Deborah 166

------

Isidor mendengarkan dengan serius kata-kataku, yang mungkin terdengar tidak masuk akal dalam hal tertentu, tentang hubungan antara seorang wanita muda yang baik dan keretakan yang mengerikan.

“Waktunya selalu tepat. Setelah setiap keretakan, ada situasi di mana Mia bisa diangkat.”

Menanggapi perkataanku, dia mengusap lembut daguku yang tajam.

“Musim dingin lalu, ketika Philap Montes melewati Kuil Bisque, maksud kamu bukanlah suatu kebetulan bahwa sebuah keretakan terjadi.”

“Ya.”

Philap adalah generasi ketiga dari keluarga pendiri dan, tidak seperti Isidor, aktif dalam lingkaran sosial pusat.

Jika aku menyelamatkan hidupnya, dialah orang yang akan mendapatkan keuntungan terbesar sebagai balasannya.

“Bahkan saat terjadi keretakan di hutan kali ini, jika Duchess Orge terluka, dan Mia menyembuhkannya, dia akan lebih bersinar saat debutannya.”

Isidor yang tadinya diam, membuka mulutnya.

“Kebetulan saja waktunya sangat rumit, tetapi Sir Rosad, kakak laki-laki sang putri, juga menjadi pahlawan perang melalui keretakan. Sulit untuk mengatakan bahwa Nona Mia adalah satu-satunya yang diuntungkan.”

Dalam karya aslinya, Rosad tidak memiliki formula yang lebih baik selama pertempuran, dan Mia menyembuhkan cedera kakinya.

Membandingkan perubahan keadaan intervensi aku dengan novel aslinya memberi aku keyakinan, tetapi bagi Isidor, kata-kata aku mungkin tampak seperti simpati belaka.

“Deborah.”

Sambil menggigit bibirku, dia memanggil namaku dengan penuh kasih sayang.

“Apakah ada alasan lain mengapa kamu memiliki ekspresi percaya diri seperti itu?”

“...!”

Perutku mulas mendengar ketaatan Isidor.

Walaupun aku pikir aku mungkin harus menceritakan kisah aku saat aku menyebutkannya, aku mungkin ingin menghindari mengungkapkan rahasia aku.

Aku ragu-ragu cukup lama, sama seperti dia yang ragu-ragu untuk mengungkapkan bahwa dia adalah sang Master.
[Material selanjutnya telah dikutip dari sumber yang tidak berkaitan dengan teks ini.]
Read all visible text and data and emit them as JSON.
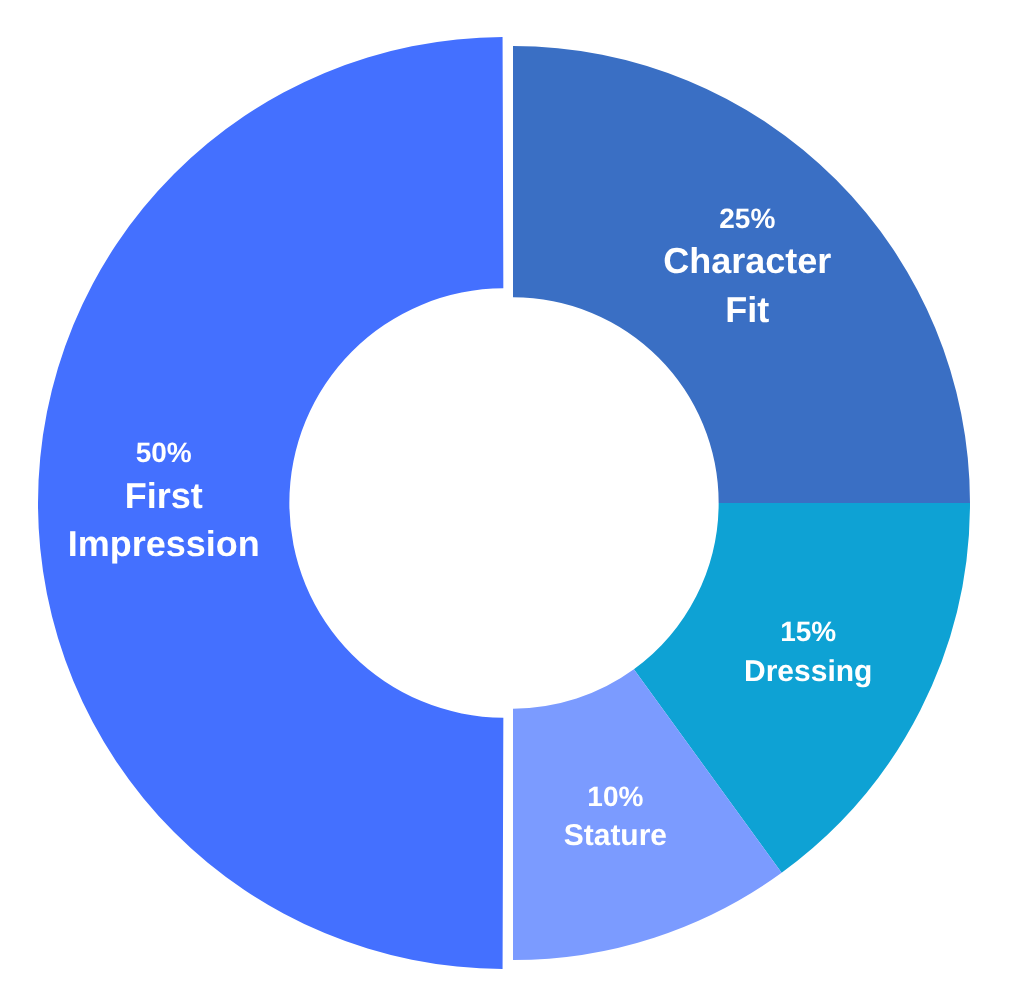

Dia menatapku sementara aku meremas-remas tanganku yang basah karena tegang.

“Aku suka tatapan mata sang putri. Aku penasaran apa yang dipikirkannya setiap kali aku menatap matanya yang tajam. Aku orang yang egois, jadi aku tidak peduli dengan apa yang dipikirkan orang lain...”

Katanya perlahan.

“Awalnya, aku bertanya-tanya apa yang sedang kau pikirkan dan rahasia apa yang kau miliki. Aku bangga menjadi seorang Master yang eksklusif, tetapi harga diriku terluka karena informasi yang kumiliki dan sang putri yang sebenarnya kukenal sangat berbeda.”

“...”

“Tetapi saat ini, yang penting bukanlah memuaskan rasa ingin tahuku. Suasana hati dan kebahagiaan sang putri lebih penting daripada rahasia yang kau miliki. Sekalipun kau iblis, aku akan mempercayaimu, mendukungmu, dan mencintaimu dengan penuh gairah seperti yang kulakukan sekarang.”

“...Pokoknya, aku bukan iblis.”

Begitu ekstremnya, sampai-sampai aku tersenyum tanpa sengaja.

“Jika sang putri adalah iblis, dan tujuannya adalah merasuki jiwaku selamanya, itu akan sangat menarik. Akan lebih baik jika kau mengambil hatiku di sini.”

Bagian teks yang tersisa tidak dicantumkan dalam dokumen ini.